Bethesda’s New Review Policy is Bad for Reviewers and Consumers Alike


Earlier this week, Bethesda announced that it will implement a new policy regarding review copies for all the games they publish in the future. In short, all outlets will be getting review copies of Bethesda’s games the day before launch. Bethesda says that this is because it wants “everyone, including those in the media, to experience our games at the same time,” but make no mistake, this is a bad thing for both the media, and the gamers it serves.


Part of the rationale explained in the blog post by global content lead Gary Steinman is that when the company held review copies of DOOM until the day before launch earlier this year, it led to “speculation about the quality of the game.” The thing is, there’s a valid reason for that speculation. Over the years, we’ve seen some games that didn’t offer early review copies end up being less than great. In fact, the withholding of review copies was often a tactic used to keep early reviews from driving down sales.

But that wasn’t the case with DOOM. As Bethesda’s post notes, it turned out to be a “critical and commercial hit.” While that’s certainly true, the quality of a past game is no indication of similar quality in future releases – especially those from different developers. More importantly, the fact that one particular game turned out to be good despite withholding review copies doesn’t negate the fact that the withholding of review copies has been one indicator of a game that might not live up to the hype. Of course we’ve also seen late review copies of incredible games – DOOM isn’t the first time it’s happened.

Obviously, Bethesda has studied the numbers that they have, and concluded that the best business decision is to keep their review copies close. From a business perspective, it’s hard to argue with them. It’s likely that Bethesda is one of those companies that don’t need reviews for their games to sell well, and so the only thing that reviews could do is hurt them in the grand scheme of things. There’s also the question of how much traditional reviews even matter these days when so many people look to YouTube videos or Twitch streams for opinions on games.

But despite the value of the reviews, or the effect they have on sales, it’s hard to see this as anything but a negative for consumers. While Bethesda says that they “value media reviews,” and that they “understand their value to our players,” it’s hard to reconcile that with the idea that in most cases, gamers will be forced to choose between pre-ordering (or buying on launch day) or having the benefit of critical reviews. Bethesda says that it does “understand that some of you want to read reviews before you make your decision, and if that’s the case we encourage you to wait for your favorite reviewers to share their thoughts.”

Pre-orders have always been inherently risky

Of course, the company isn’t doing away with any of its pre-order bonuses, and in the case of Dishonored 2 waiting for reviews will costs you a free copy of Dishonored: Definitive Edition (including its soundtrack), and bunch of in-game items, and access to the game one day early. It seems that while Bethesda may say that it encourages players to wait for reviews if they so desire, it wants to make sure that you’re strongly encouraged to pre-order anyway. After all, it’s in the business of selling games, and most anything that helps do that is fair play.

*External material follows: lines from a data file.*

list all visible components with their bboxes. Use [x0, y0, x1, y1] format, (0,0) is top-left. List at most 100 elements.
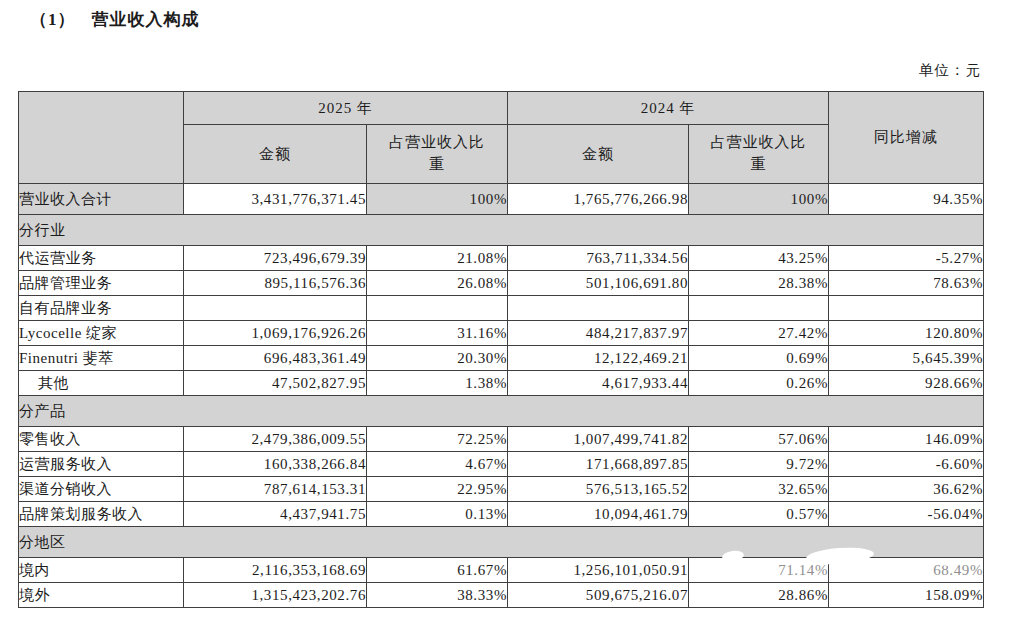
share-2025-cell	[367, 296, 508, 321]
table-row: Lycocelle 绽家 1,069,176,926.26 31.16% 484…	[19, 321, 984, 346]
amount-2024-cell: 1,007,499,741.82	[508, 427, 689, 452]
share-2024-cell: 43.25%	[689, 246, 829, 271]
header-year-2025: 2025 年	[184, 92, 508, 125]
row-label: 营业收入合计	[19, 184, 184, 215]
table-header: 2025 年 2024 年 同比增减 金额 占营业收入比重 金额 占营业收入比重	[19, 92, 984, 184]
share-2024-cell: 28.38%	[689, 271, 829, 296]
share-2024-cell: 100%	[689, 184, 829, 215]
amount-2025-cell: 696,483,361.49	[184, 346, 367, 371]
amount-2025-cell: 895,116,576.36	[184, 271, 367, 296]
table-row: 渠道分销收入 787,614,153.31 22.95% 576,513,165…	[19, 477, 984, 502]
amount-2024-cell: 501,106,691.80	[508, 271, 689, 296]
yoy-cell: -56.04%	[829, 502, 984, 527]
yoy-cell: 120.80%	[829, 321, 984, 346]
share-2025-cell: 31.16%	[367, 321, 508, 346]
share-2024-cell: 0.69%	[689, 346, 829, 371]
header-share-2024: 占营业收入比重	[689, 125, 829, 184]
amount-2025-cell: 723,496,679.39	[184, 246, 367, 271]
amount-2024-cell: 1,765,776,266.98	[508, 184, 689, 215]
row-label: 其他	[19, 371, 184, 396]
yoy-cell	[829, 296, 984, 321]
row-label: 自有品牌业务	[19, 296, 184, 321]
amount-2025-cell: 2,116,353,168.69	[184, 558, 367, 583]
share-2024-cell: 57.06%	[689, 427, 829, 452]
share-2024-cell	[689, 296, 829, 321]
header-amount-2025: 金额	[184, 125, 367, 184]
table-row-total: 营业收入合计 3,431,776,371.45 100% 1,765,776,2…	[19, 184, 984, 215]
table-row: 运营服务收入 160,338,266.84 4.67% 171,668,897.…	[19, 452, 984, 477]
amount-2024-cell	[508, 296, 689, 321]
row-label: 品牌策划服务收入	[19, 502, 184, 527]
share-2024-cell: 0.26%	[689, 371, 829, 396]
header-share-2025-label: 占营业收入比重	[389, 132, 486, 176]
amount-2024-cell: 4,617,933.44	[508, 371, 689, 396]
share-2024-cell: 9.72%	[689, 452, 829, 477]
share-2025-cell: 61.67%	[367, 558, 508, 583]
share-2024-cell: 71.14%	[689, 558, 829, 583]
yoy-cell: 928.66%	[829, 371, 984, 396]
share-2024-cell: 0.57%	[689, 502, 829, 527]
yoy-cell: 5,645.39%	[829, 346, 984, 371]
table-row: 境外 1,315,423,202.76 38.33% 509,675,216.0…	[19, 583, 984, 608]
amount-2024-cell: 1,256,101,050.91	[508, 558, 689, 583]
yoy-cell: 158.09%	[829, 583, 984, 608]
share-2024-cell: 32.65%	[689, 477, 829, 502]
share-2024-cell: 28.86%	[689, 583, 829, 608]
header-share-2024-label: 占营业收入比重	[710, 132, 807, 176]
row-label: 运营服务收入	[19, 452, 184, 477]
yoy-cell: -5.27%	[829, 246, 984, 271]
table-row: 品牌管理业务 895,116,576.36 26.08% 501,106,691…	[19, 271, 984, 296]
yoy-cell: 78.63%	[829, 271, 984, 296]
amount-2025-cell: 160,338,266.84	[184, 452, 367, 477]
share-2025-cell: 26.08%	[367, 271, 508, 296]
revenue-composition-table: 2025 年 2024 年 同比增减 金额 占营业收入比重 金额 占营业收入比重…	[18, 91, 984, 608]
section-row-product: 分产品	[19, 396, 984, 427]
section-label: 分产品	[19, 396, 984, 427]
table-row: 代运营业务 723,496,679.39 21.08% 763,711,334.…	[19, 246, 984, 271]
yoy-cell: -6.60%	[829, 452, 984, 477]
row-label: 境内	[19, 558, 184, 583]
header-yoy: 同比增减	[829, 92, 984, 184]
share-2025-cell: 38.33%	[367, 583, 508, 608]
share-2025-cell: 0.13%	[367, 502, 508, 527]
row-label: 境外	[19, 583, 184, 608]
amount-2025-cell: 2,479,386,009.55	[184, 427, 367, 452]
share-2025-cell: 22.95%	[367, 477, 508, 502]
table-row: 其他 47,502,827.95 1.38% 4,617,933.44 0.26…	[19, 371, 984, 396]
row-label: 代运营业务	[19, 246, 184, 271]
amount-2025-cell: 3,431,776,371.45	[184, 184, 367, 215]
amount-2024-cell: 484,217,837.97	[508, 321, 689, 346]
unit-label: 单位：元	[18, 61, 981, 80]
row-label: 品牌管理业务	[19, 271, 184, 296]
yoy-cell: 36.62%	[829, 477, 984, 502]
table-row: 自有品牌业务	[19, 296, 984, 321]
share-2025-cell: 100%	[367, 184, 508, 215]
header-share-2025: 占营业收入比重	[367, 125, 508, 184]
amount-2024-cell: 576,513,165.52	[508, 477, 689, 502]
table-row: 品牌策划服务收入 4,437,941.75 0.13% 10,094,461.7…	[19, 502, 984, 527]
amount-2025-cell: 787,614,153.31	[184, 477, 367, 502]
table-row: Finenutri 斐萃 696,483,361.49 20.30% 12,12…	[19, 346, 984, 371]
row-label: Finenutri 斐萃	[19, 346, 184, 371]
section-label: 分行业	[19, 215, 984, 246]
title-number: （1）	[30, 10, 76, 29]
row-label: 渠道分销收入	[19, 477, 184, 502]
share-2025-cell: 4.67%	[367, 452, 508, 477]
amount-2025-cell	[184, 296, 367, 321]
header-year-2024: 2024 年	[508, 92, 829, 125]
amount-2024-cell: 10,094,461.79	[508, 502, 689, 527]
amount-2025-cell: 4,437,941.75	[184, 502, 367, 527]
row-label: 零售收入	[19, 427, 184, 452]
amount-2024-cell: 763,711,334.56	[508, 246, 689, 271]
title-text: 营业收入构成	[92, 10, 200, 29]
yoy-cell: 94.35%	[829, 184, 984, 215]
amount-2025-cell: 1,315,423,202.76	[184, 583, 367, 608]
table-header-years-row: 2025 年 2024 年 同比增减	[19, 92, 984, 125]
yoy-cell: 146.09%	[829, 427, 984, 452]
amount-2024-cell: 12,122,469.21	[508, 346, 689, 371]
amount-2024-cell: 171,668,897.85	[508, 452, 689, 477]
page-title: （1） 营业收入构成	[30, 8, 200, 31]
amount-2024-cell: 509,675,216.07	[508, 583, 689, 608]
amount-2025-cell: 47,502,827.95	[184, 371, 367, 396]
share-2025-cell: 20.30%	[367, 346, 508, 371]
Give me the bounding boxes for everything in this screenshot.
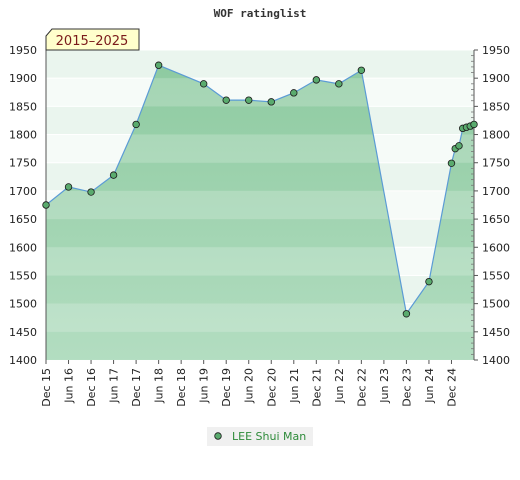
y-tick-label-right: 1850 xyxy=(482,100,510,113)
x-tick-label: Dec 24 xyxy=(445,368,458,407)
y-tick-label-left: 1650 xyxy=(9,213,37,226)
x-tick-label: Dec 23 xyxy=(400,368,413,407)
x-tick-label: Jun 17 xyxy=(108,368,121,404)
y-tick-label-right: 1800 xyxy=(482,129,510,142)
data-point xyxy=(64,183,73,191)
data-point xyxy=(447,159,456,167)
x-tick-label: Dec 20 xyxy=(265,368,278,407)
grid-band xyxy=(46,50,474,79)
x-tick-label: Dec 16 xyxy=(85,368,98,407)
x-tick-label: Dec 15 xyxy=(40,368,53,407)
period-badge-box xyxy=(45,28,140,51)
data-point xyxy=(222,96,230,104)
data-point xyxy=(455,142,463,150)
rating-area xyxy=(46,65,474,360)
y-tick-label-left: 1450 xyxy=(9,326,37,339)
data-point xyxy=(357,66,366,74)
y-tick-label-left: 1850 xyxy=(9,100,37,113)
data-point xyxy=(132,120,140,129)
y-tick-label-left: 1550 xyxy=(9,269,37,282)
x-tick-label: Jun 18 xyxy=(153,368,166,404)
data-point xyxy=(87,188,95,196)
x-tick-label: Jun 20 xyxy=(243,368,256,404)
data-point xyxy=(335,80,343,88)
data-point xyxy=(245,96,253,104)
y-tick-label-right: 1400 xyxy=(482,354,510,367)
x-tick-label: Dec 18 xyxy=(175,368,188,407)
x-tick-label: Jun 24 xyxy=(423,368,436,404)
data-points xyxy=(42,61,478,318)
data-point xyxy=(470,120,478,129)
y-tick-label-right: 1750 xyxy=(482,157,510,170)
x-tick-label: Jun 22 xyxy=(333,368,346,404)
y-tick-label-right: 1900 xyxy=(482,72,510,85)
y-tick-label-right: 1600 xyxy=(482,241,510,254)
data-point xyxy=(109,171,118,179)
legend-label: LEE Shui Man xyxy=(232,430,306,443)
data-point xyxy=(42,201,50,209)
y-tick-label-left: 1500 xyxy=(9,298,37,311)
y-tick-label-right: 1700 xyxy=(482,185,510,198)
y-tick-label-right: 1550 xyxy=(482,269,510,282)
y-tick-label-right: 1450 xyxy=(482,326,510,339)
x-tick-label: Dec 22 xyxy=(355,368,368,407)
y-tick-label-left: 1400 xyxy=(9,354,37,367)
legend-marker xyxy=(214,432,222,440)
y-tick-label-right: 1650 xyxy=(482,213,510,226)
y-tick-label-left: 1700 xyxy=(9,185,37,198)
x-tick-label: Dec 19 xyxy=(220,368,233,407)
y-tick-label-left: 1800 xyxy=(9,129,37,142)
y-tick-label-left: 1600 xyxy=(9,241,37,254)
y-tick-label-right: 1500 xyxy=(482,298,510,311)
chart-title: WOF ratinglist xyxy=(214,7,307,20)
legend-box xyxy=(207,427,313,446)
y-axis-left: 1400 1450 1500 1550 1600 1650 1700 1750 1800 1850… xyxy=(9,44,37,367)
x-tick-label: Dec 21 xyxy=(310,368,323,407)
data-point xyxy=(199,80,208,88)
period-badge-label: 2015–2025 xyxy=(56,34,129,49)
x-tick-label: Jun 19 xyxy=(198,368,211,404)
y-tick-label-left: 1900 xyxy=(9,72,37,85)
x-tick-label: Dec 17 xyxy=(130,368,143,407)
y-axis-right: 1400 1450 1500 1550 1600 1650 1700 1750 1800 1850… xyxy=(471,44,510,367)
y-tick-label-left: 1750 xyxy=(9,157,37,170)
data-point xyxy=(290,89,298,97)
legend[interactable]: LEE Shui Man xyxy=(207,427,313,446)
x-tick-label: Jun 23 xyxy=(378,368,391,404)
period-badge: 2015–2025 xyxy=(45,28,140,51)
area-band xyxy=(46,303,474,332)
y-tick-label-right: 1950 xyxy=(482,44,510,57)
data-point xyxy=(154,61,163,69)
x-axis: Dec 15 Jun 16 Dec 16 Jun 17 Dec 17 Jun 18 Dec … xyxy=(40,360,458,407)
y-tick-label-left: 1950 xyxy=(9,44,37,57)
data-point xyxy=(402,310,411,318)
x-tick-label: Jun 16 xyxy=(63,368,76,404)
data-point xyxy=(312,76,321,84)
data-point xyxy=(425,277,433,286)
data-point xyxy=(267,98,275,106)
x-tick-label: Jun 21 xyxy=(288,368,301,404)
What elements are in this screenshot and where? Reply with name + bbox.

It’s important to note that while I may disagree with Bethesda’s new policy, I certainly recognize that they have the right to do whatever they want with the games they publish. After all, no one has a right to receive early code to a game, regardless of what their job might be. I’m also glad that Bethesda has stepped up and made this statement public, rather than just withholding copies and keeping quiet. There are plenty of companies that have held copies until right at launch, and few are so open about the policy. Kudos to Bethesda for being up front about it.

That being said, gamers have been burned on several occasions before by bad games (though not necessarily from Bethesda) that didn’t offer reviewers a chance to play the game early. Carefully controlled previews and presentations at events are no substitute for getting your hands on the final product, and this new policy will likely push most reviews at least a day or two past launch. Either that, or it will result in reviews being rushed, possibly missing key elements or bugs that would normally be noticed. The fact that nearly every game released these days gets a “Day One” patch does mute that particular concern a bit, but it only exacerbates the larger problem.

None of this is to say that Bethesda’s games will be bad, or that you should avoid buying anything from them. On the contrary, the company’s offerings have been quite good of late, including this year’s DOOM and the recent Wolfenstein games. However, it does mean that gamers should be wary of giving in to the temptation to pre-order any game, especially one for which you haven’t seen any critical reviews. Pre-orders have always been inherently risky, with gamers giving up their money – sometimes months or even years in advance – for a game that they’ve only seen in carefully crafted trailers. This is why my personal advice is to avoid pre-ordering games in almost every case.

For us at The Escapist, we’ll do our best to bring you timely reviews, but we will not rush through games in an effort to be the first site to post a review. Instead, we’ll focus on what we always do: getting a complete picture of a game, and telling you what we think about it in no uncertain terms.